The current across each resistor is =3.18 A.

The total current through the battery could be calculated by knowing the equivalent resistance. Where the current is flow due to the voltage drop occurring due to the equivalent resistance and from Ohm's law we could calculate this current by:

$$\begin{gathered} \begin{array}{ll}{l}_t=\frac{v}{R_{eq}}& \end{array} \\ =3.18A \end{gathered}$$

The total current through the battery is 3.18 A.

The total potential difference across resistors connected in series is the sum of the individual potential differences where each resistor has its own voltage, but the same current flows in the three resistors. So we could use Ohm's law to get V for each resistor as:

$$\begin{gathered} V_{1.8}=I{R}_{1.6} \\ =\left(3.18\mathrm{A}\right)\left(1.6\mathrm{\Omega }\right) \\ =5.09\mathrm{V} \\ {\mathrm{V}}_{2.4}={\mathrm{IR}}_{2.4} \\ =\left(3.18\mathrm{A}\right)\left(2.4\mathrm{\Omega }\right) \\ =7.63\mathrm{V} \\ {\mathrm{V}}_{4.8}={\mathrm{IR}}_{4.8} \\ =\left(3.18\mathrm{A}\right)\left(4.8\mathrm{\Omega }\right) \\ =15.26\mathrm{V} \end{gathered}$$

The voltage across resistor R₁ is 5.09 V, resistor R₂ is 7.63 V, and resistor R₃ is 15.26 V.

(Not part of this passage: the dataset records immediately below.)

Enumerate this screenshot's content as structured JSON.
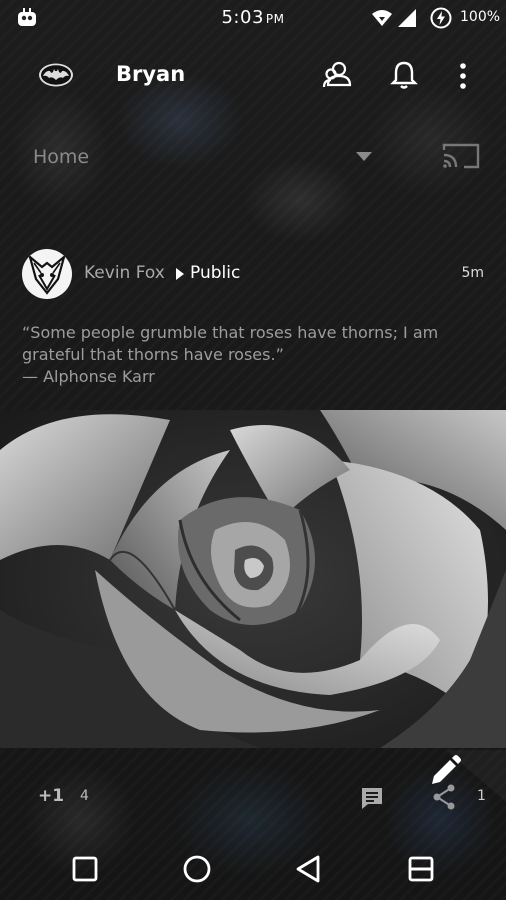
{
  "status_bar": {
    "time": "5:03",
    "ampm": "PM",
    "battery": "100%",
    "icons": [
      "notification-app-icon",
      "wifi-icon",
      "signal-icon",
      "battery-charging-icon"
    ]
  },
  "app_bar": {
    "title": "Bryan",
    "icons": [
      "bat-logo-icon",
      "communities-icon",
      "bell-icon",
      "overflow-menu-icon"
    ]
  },
  "filter": {
    "label": "Home",
    "icons": [
      "dropdown-arrow-icon",
      "cast-icon"
    ]
  },
  "post": {
    "author": "Kevin Fox",
    "visibility": "Public",
    "time": "5m",
    "text_lines": [
      "“Some people grumble that roses have thorns; I am",
      "grateful that thorns have roses.”",
      "— Alphonse Karr"
    ],
    "plus_one_label": "+1",
    "plus_one_count": "4",
    "share_count": "1"
  },
  "colors": {
    "background": "#151515",
    "text_primary": "#ffffff",
    "text_muted": "#9d9d9d"
  },
  "nav_bar": {
    "icons": [
      "recents-icon",
      "home-circle-icon",
      "back-icon",
      "split-screen-icon"
    ]
  }
}
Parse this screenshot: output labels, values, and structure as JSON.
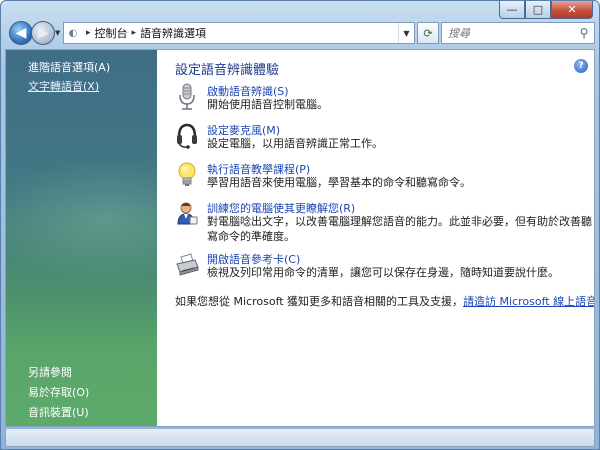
{
  "window": {
    "caption": {
      "minimize": "—",
      "maximize": "□",
      "close": "✕"
    }
  },
  "nav": {
    "back_icon": "back-arrow-icon",
    "forward_icon": "forward-arrow-icon",
    "address": {
      "root_icon": "control-panel-icon",
      "separator": "▸",
      "segments": [
        "控制台",
        "語音辨識選項"
      ]
    },
    "search": {
      "placeholder": "搜尋"
    }
  },
  "sidebar": {
    "links": [
      {
        "label": "進階語音選項(A)"
      },
      {
        "label": "文字轉語音(X)"
      }
    ],
    "see_also": {
      "heading": "另請參閱",
      "links": [
        {
          "label": "易於存取(O)"
        },
        {
          "label": "音訊裝置(U)"
        }
      ]
    }
  },
  "main": {
    "title": "設定語音辨識體驗",
    "tasks": [
      {
        "icon": "microphone-icon",
        "link": "啟動語音辨識(S)",
        "desc": "開始使用語音控制電腦。"
      },
      {
        "icon": "headset-icon",
        "link": "設定麥克風(M)",
        "desc": "設定電腦，以用語音辨識正常工作。"
      },
      {
        "icon": "lightbulb-icon",
        "link": "執行語音教學課程(P)",
        "desc": "學習用語音來使用電腦，學習基本的命令和聽寫命令。"
      },
      {
        "icon": "user-training-icon",
        "link": "訓練您的電腦使其更瞭解您(R)",
        "desc": "對電腦唸出文字，以改善電腦理解您語音的能力。此並非必要，但有助於改善聽寫命令的準確度。"
      },
      {
        "icon": "printer-icon",
        "link": "開啟語音參考卡(C)",
        "desc": "檢視及列印常用命令的清單，讓您可以保存在身邊，隨時知道要說什麼。"
      }
    ],
    "footer": {
      "text": "如果您想從 Microsoft 獲知更多和語音相關的工具及支援，",
      "link": "請造訪 Microsoft 線上語音社群",
      "end": "。"
    }
  },
  "colors": {
    "link": "#1c46b6",
    "title": "#1f3b8c",
    "sidebar_top": "#3f6d86",
    "sidebar_bottom": "#5cab6b"
  }
}
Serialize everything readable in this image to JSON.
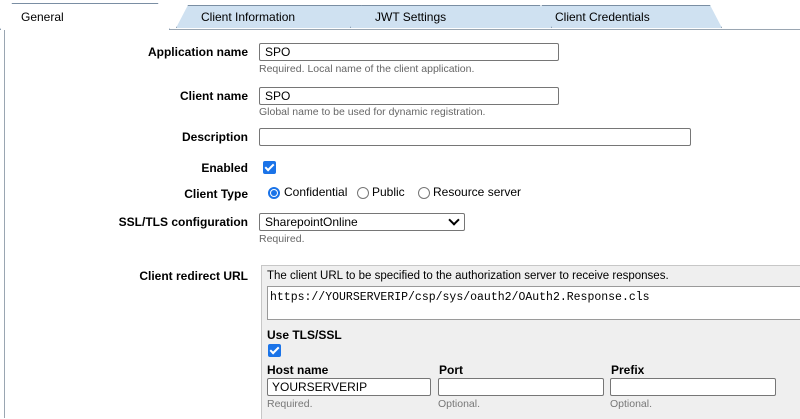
{
  "tabs": [
    {
      "label": "General",
      "active": true
    },
    {
      "label": "Client Information",
      "active": false
    },
    {
      "label": "JWT Settings",
      "active": false
    },
    {
      "label": "Client Credentials",
      "active": false
    }
  ],
  "form": {
    "app_name": {
      "label": "Application name",
      "value": "SPO",
      "hint": "Required. Local name of the client application."
    },
    "client_name": {
      "label": "Client name",
      "value": "SPO",
      "hint": "Global name to be used for dynamic registration."
    },
    "description": {
      "label": "Description",
      "value": ""
    },
    "enabled": {
      "label": "Enabled",
      "checked": true
    },
    "client_type": {
      "label": "Client Type",
      "options": [
        "Confidential",
        "Public",
        "Resource server"
      ],
      "selected": "Confidential"
    },
    "ssl": {
      "label": "SSL/TLS configuration",
      "value": "SharepointOnline",
      "hint": "Required."
    },
    "redirect": {
      "label": "Client redirect URL",
      "description": "The client URL to be specified to the authorization server to receive responses.",
      "url": "https://YOURSERVERIP/csp/sys/oauth2/OAuth2.Response.cls",
      "use_tls_label": "Use TLS/SSL",
      "use_tls": true,
      "host_label": "Host name",
      "host_value": "YOURSERVERIP",
      "host_hint": "Required.",
      "port_label": "Port",
      "port_value": "",
      "port_hint": "Optional.",
      "prefix_label": "Prefix",
      "prefix_value": "",
      "prefix_hint": "Optional."
    }
  },
  "colors": {
    "accent": "#1a73e8",
    "tab_bg": "#cfe1f1"
  }
}
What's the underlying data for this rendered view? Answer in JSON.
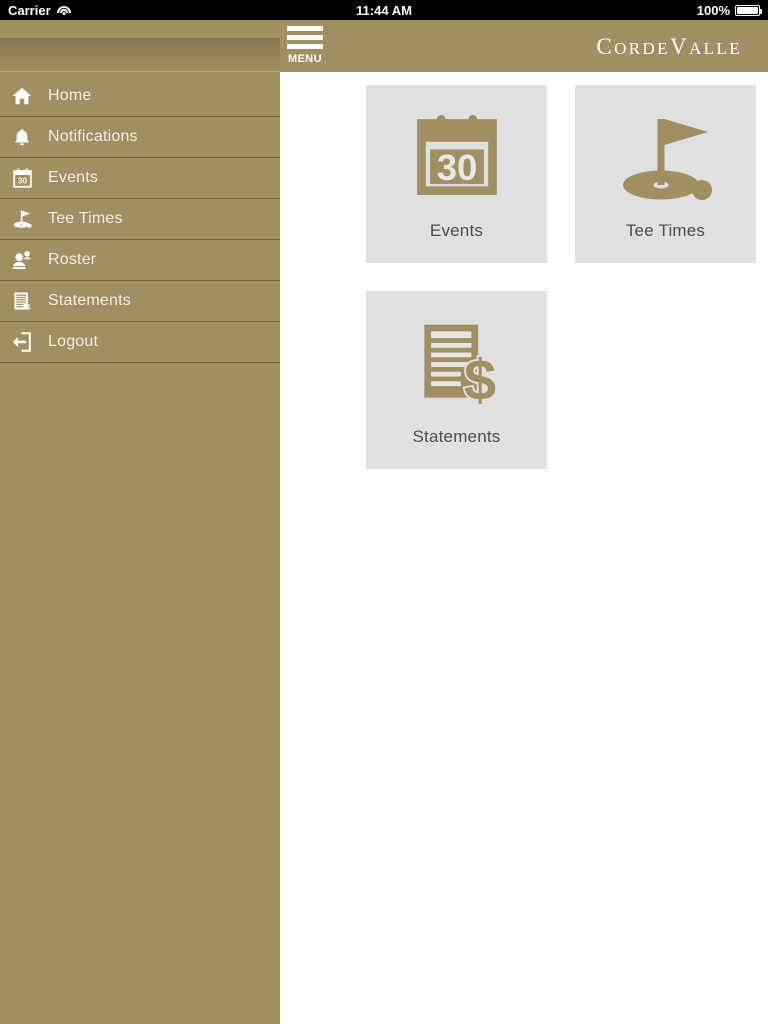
{
  "status_bar": {
    "carrier": "Carrier",
    "wifi_icon": "wifi-icon",
    "time": "11:44 AM",
    "battery_percent": "100%",
    "battery_icon": "battery-full-icon"
  },
  "header": {
    "menu_button_label": "MENU",
    "menu_icon": "hamburger-icon",
    "brand": {
      "full": "CORDEVALLE",
      "part1_big": "C",
      "part1_rest": "ORDE",
      "part2_big": "V",
      "part2_rest": "ALLE"
    },
    "background_color": "#a08f63"
  },
  "sidebar": {
    "background_color": "#a08f63",
    "items": [
      {
        "label": "Home",
        "icon": "home-icon"
      },
      {
        "label": "Notifications",
        "icon": "bell-icon"
      },
      {
        "label": "Events",
        "icon": "calendar-icon"
      },
      {
        "label": "Tee Times",
        "icon": "golf-flag-icon"
      },
      {
        "label": "Roster",
        "icon": "people-icon"
      },
      {
        "label": "Statements",
        "icon": "document-dollar-icon"
      },
      {
        "label": "Logout",
        "icon": "logout-arrow-icon"
      }
    ]
  },
  "main": {
    "background_color": "#ffffff",
    "tile_background_color": "#e0e0e0",
    "tile_icon_color": "#a08f63",
    "tile_label_color": "#4c4c4c",
    "tiles": [
      {
        "label": "Events",
        "icon": "calendar-30-icon",
        "day_number": "30"
      },
      {
        "label": "Tee Times",
        "icon": "golf-flag-green-icon"
      },
      {
        "label": "Statements",
        "icon": "statement-dollar-icon"
      }
    ]
  }
}
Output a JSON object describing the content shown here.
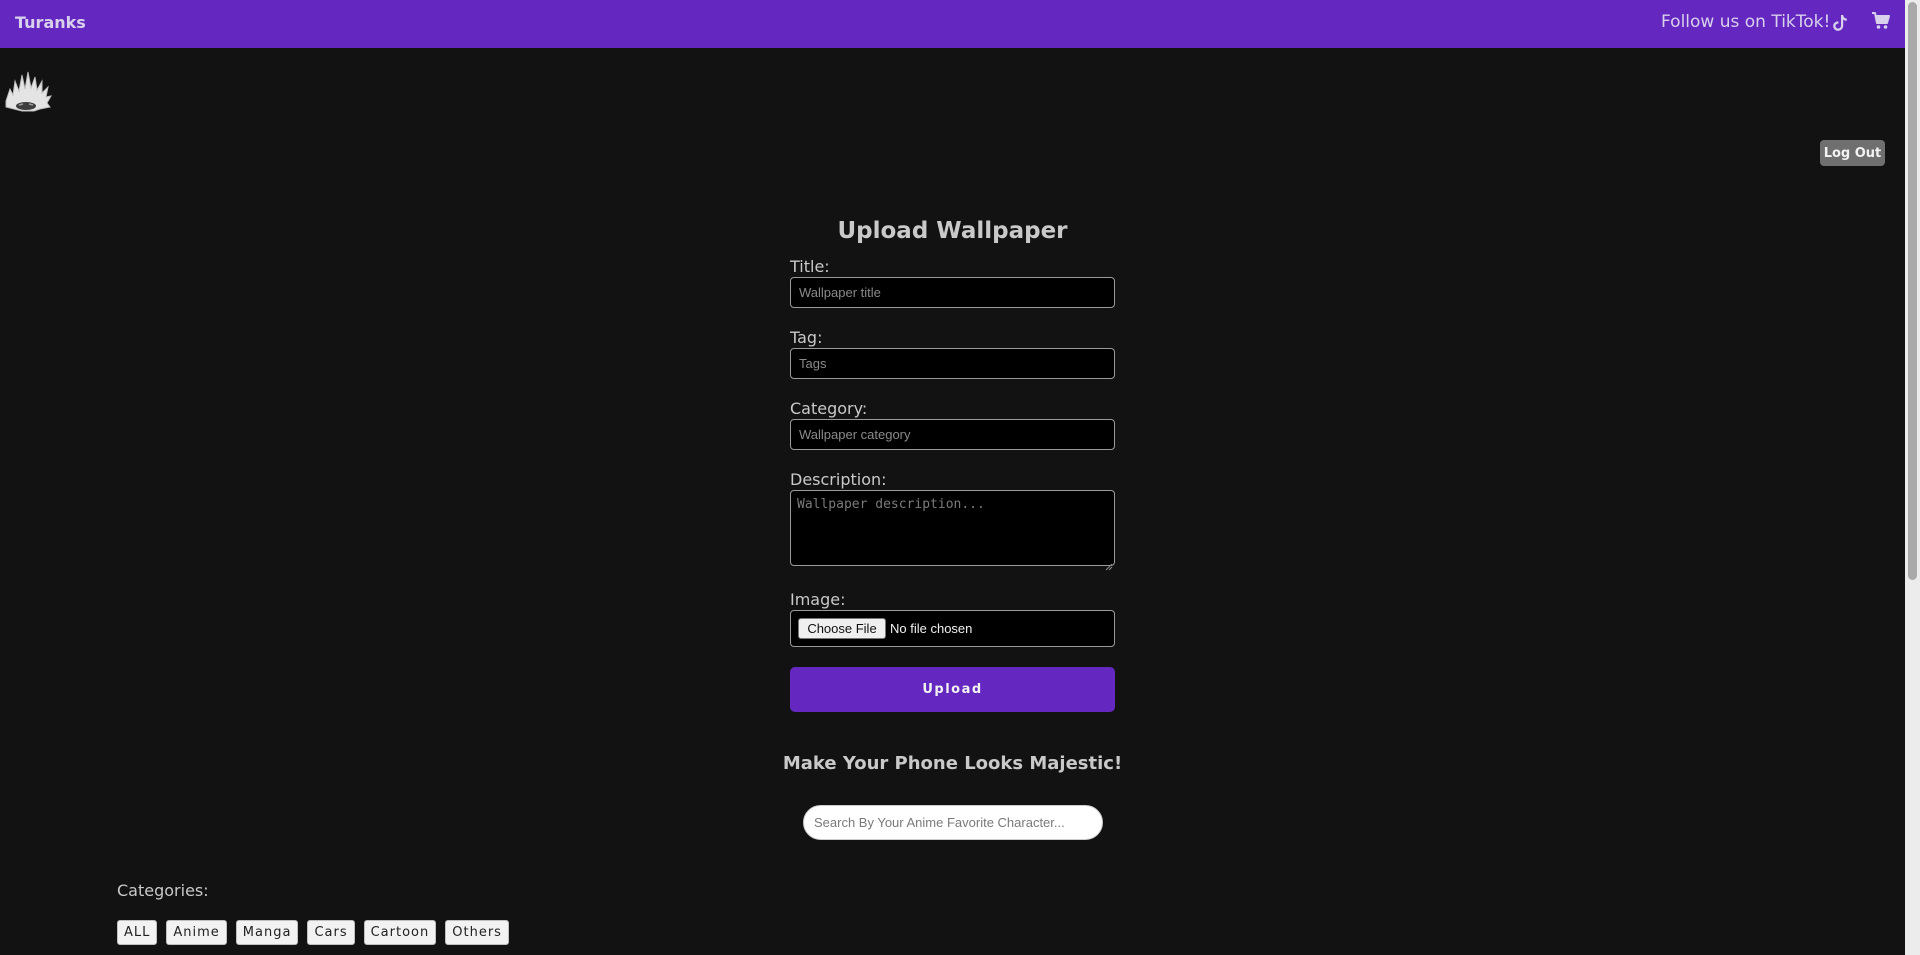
{
  "navbar": {
    "brand": "Turanks",
    "follow_text": "Follow us on TikTok!",
    "icons": [
      "tiktok-icon",
      "cart-icon"
    ],
    "background": "#6428c0"
  },
  "account": {
    "logout_label": "Log Out"
  },
  "upload_form": {
    "title": "Upload Wallpaper",
    "fields": {
      "title_label": "Title:",
      "title_placeholder": "Wallpaper title",
      "tag_label": "Tag:",
      "tag_placeholder": "Tags",
      "category_label": "Category:",
      "category_placeholder": "Wallpaper category",
      "description_label": "Description:",
      "description_placeholder": "Wallpaper description...",
      "image_label": "Image:",
      "choose_file_label": "Choose File",
      "file_status": "No file chosen"
    },
    "submit_label": "Upload"
  },
  "hero": {
    "tagline": "Make Your Phone Looks Majestic!",
    "search_placeholder": "Search By Your Anime Favorite Character..."
  },
  "categories": {
    "label": "Categories:",
    "items": [
      "ALL",
      "Anime",
      "Manga",
      "Cars",
      "Cartoon",
      "Others"
    ]
  }
}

The dissipated power in the resistor is related to the voltage V between the terminals of the resistor as given:

P=VI

Here I is the flowing current.

$$\begin{gathered} P_{1.8}=I{V}_{1.8} \\ =\left(3.18\mathrm{A}\right)\left(5.09\mathrm{V}\right) \\ =16.18\mathrm{W} \\ {\mathrm{P}}_{2.4}={\mathrm{IV}}_{2.4} \\ =\left(3.18\mathrm{A}\right)\left(7.63\mathrm{V}\right) \\ =24.27\mathrm{W} \\ {\mathrm{P}}_{4.8}={\mathrm{IV}}_{4.8} \\ =\left(3.18\mathrm{A}\right)\left(15.26\mathrm{V}\right) \\ =48.54\mathrm{W} \end{gathered}$$

The power dissipated in resistor R₁ is 16.18 W, resistor R₂is 24.27 W, and resistor R₃ is 48.54 W.

The power dissipated is given by:

$\mathbf{P}\mathbf{=}{\mathbf{I}}^{\mathbf{2}}\mathbf{R}$

As shown by the results in Step 5, the most dissipated power is due to the greatest resistance.

In a circuit where the resistors are connected in series, the current across each resistor is the same. Since the current is fixed, larger resistance results in higher power dissipation.